Both the deep yellow of corn ready for harvest and the future potential of better prices because of an expansion of ethanol use hold promise as rich as the precious metal.
Moody County is one of the strongest producers of corn in the state based on bushels harvested. Last year, for example, the county’s farmers took out 24 million bushels of corn out of their fields as part of the state’s total of 800 million bushels. In the two previous years, the county’s harvest was 27.89 million bushels in 2016 and 24.45 million bushels in 2015.
Recently, President Trump vowed to cut through paperwork issues to make it so that E-15 ethanol blended fuel is available year-round instead of only October through May. Industry experts predict that if successfully implemented, E-15 expansion will mean a need for 2 billion more bushels of corn over the next few years.
It’s a given that South Dakota farmers will benefit because they won’t have to compete as much selling grain in foreign markets, and consumers who choose to use E-15 instead of the common E-10 will get pay up to 10 cents a gallon less at the pump for the higher blend.

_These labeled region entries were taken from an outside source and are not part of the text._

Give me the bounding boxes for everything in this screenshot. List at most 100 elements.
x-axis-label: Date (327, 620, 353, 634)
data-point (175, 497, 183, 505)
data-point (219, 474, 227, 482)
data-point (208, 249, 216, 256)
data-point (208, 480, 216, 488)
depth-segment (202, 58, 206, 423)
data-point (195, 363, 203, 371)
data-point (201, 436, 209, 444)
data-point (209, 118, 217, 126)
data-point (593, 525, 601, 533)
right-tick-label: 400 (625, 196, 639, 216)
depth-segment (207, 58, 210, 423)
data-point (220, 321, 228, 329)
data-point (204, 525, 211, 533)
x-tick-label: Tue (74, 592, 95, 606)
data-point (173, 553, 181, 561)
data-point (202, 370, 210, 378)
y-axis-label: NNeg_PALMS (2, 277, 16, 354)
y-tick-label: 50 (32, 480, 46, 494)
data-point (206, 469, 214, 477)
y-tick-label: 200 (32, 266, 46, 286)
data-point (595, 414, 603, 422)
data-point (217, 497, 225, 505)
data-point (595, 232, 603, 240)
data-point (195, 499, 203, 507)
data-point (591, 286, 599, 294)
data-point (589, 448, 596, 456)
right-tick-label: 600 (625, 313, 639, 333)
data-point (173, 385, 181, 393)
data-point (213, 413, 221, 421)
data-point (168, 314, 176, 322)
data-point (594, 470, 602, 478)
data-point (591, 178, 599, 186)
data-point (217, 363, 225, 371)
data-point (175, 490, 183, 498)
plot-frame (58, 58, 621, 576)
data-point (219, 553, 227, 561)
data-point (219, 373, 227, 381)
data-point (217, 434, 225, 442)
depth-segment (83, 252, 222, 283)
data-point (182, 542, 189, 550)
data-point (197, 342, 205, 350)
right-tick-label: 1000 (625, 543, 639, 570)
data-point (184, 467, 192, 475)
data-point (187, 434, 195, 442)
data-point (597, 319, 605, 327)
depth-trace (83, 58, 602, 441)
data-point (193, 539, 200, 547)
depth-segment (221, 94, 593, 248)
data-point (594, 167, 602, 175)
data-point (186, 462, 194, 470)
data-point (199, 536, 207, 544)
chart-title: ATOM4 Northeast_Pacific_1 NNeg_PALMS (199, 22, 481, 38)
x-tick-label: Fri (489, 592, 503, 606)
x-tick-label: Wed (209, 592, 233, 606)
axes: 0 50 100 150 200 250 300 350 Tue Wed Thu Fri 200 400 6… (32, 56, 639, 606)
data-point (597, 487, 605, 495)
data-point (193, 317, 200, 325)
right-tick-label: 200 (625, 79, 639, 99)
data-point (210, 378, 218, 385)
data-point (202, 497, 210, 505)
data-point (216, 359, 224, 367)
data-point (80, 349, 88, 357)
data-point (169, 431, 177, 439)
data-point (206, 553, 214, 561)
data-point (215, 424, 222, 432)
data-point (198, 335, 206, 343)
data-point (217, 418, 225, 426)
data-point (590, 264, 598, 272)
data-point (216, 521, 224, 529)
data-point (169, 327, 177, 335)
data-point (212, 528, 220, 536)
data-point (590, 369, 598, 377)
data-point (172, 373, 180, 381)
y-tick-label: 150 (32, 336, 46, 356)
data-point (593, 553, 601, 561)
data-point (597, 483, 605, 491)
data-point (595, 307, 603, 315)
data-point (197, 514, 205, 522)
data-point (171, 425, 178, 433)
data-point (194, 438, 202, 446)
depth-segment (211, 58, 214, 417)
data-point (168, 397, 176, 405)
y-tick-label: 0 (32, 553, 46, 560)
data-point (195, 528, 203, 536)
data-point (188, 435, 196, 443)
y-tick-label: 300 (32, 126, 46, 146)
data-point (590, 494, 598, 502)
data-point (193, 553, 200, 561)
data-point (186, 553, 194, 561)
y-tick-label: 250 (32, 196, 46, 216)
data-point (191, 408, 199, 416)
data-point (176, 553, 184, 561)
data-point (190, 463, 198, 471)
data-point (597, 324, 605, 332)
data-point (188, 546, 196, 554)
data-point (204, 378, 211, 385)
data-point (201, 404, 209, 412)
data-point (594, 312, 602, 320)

Those are all very real and modern-day issues that hit farmers and the rest of us folks in our wallets.

But this week, it’s refreshing to imagine back to the days before modern combines with computers in a climate-controlled cab scooped up the harvest. Moody County gets its first shot at hosting the National Corn Husking Contest on Jim and Deb Redder’s farm this weekend. The Redders and their neighbors put on the old-fashioned show, in part, so that people don’t forget how farming uses to be and how physically draining harvest could be.
Farmers were machines, picking corn by hand an ear at a time, husking it and loading it in a corn crib to feed the livestock during the winter. Like a lot of things, we wouldn’t necessarily want to go backwards in technological advances, but we like the nostalgia and the history, too.
Corn production at one point was mostly for keeping cattle and hogs alive. Now, it both feeds a hungry world and puts ethanol-blended gas in your car, too.
The government keeps some pretty good records of crop yields over the years. Looking at a sampling from several different decades show how far production has jumped with modern farming practices.
In 1940, for example, Moody County farmers produced 1.66 million bushels of corn at an average of 18.9 bushels an acre. Fast forward to 1970, when the yields were 4.79 million bushels overall and 55 bushels an acre.
In 2000, the number kept climbing to 15.04 million bushels and 143.2 bushels an acre.
When those following the Gold Rush proclaimed, “There’s gold in them hill,” they had their eyes set on something west of us. They couldn’t have foreseen the production yields of the past few years and the expansion of ethanol that have occurred right before our eyes.
Sometimes, if we’re not farmers ourselves, we forget the importance of their yields and profits, their ability to feed the world and now fuel its engines. That’s despite soil-soaking rains and other conditions that put everything farmers do at risk.
Whether it’s the hand harvest of corn for a state and national competition or the full hoppers dumped from combines that are combing through county fields this fall, the golden kernels hold a substantial significance.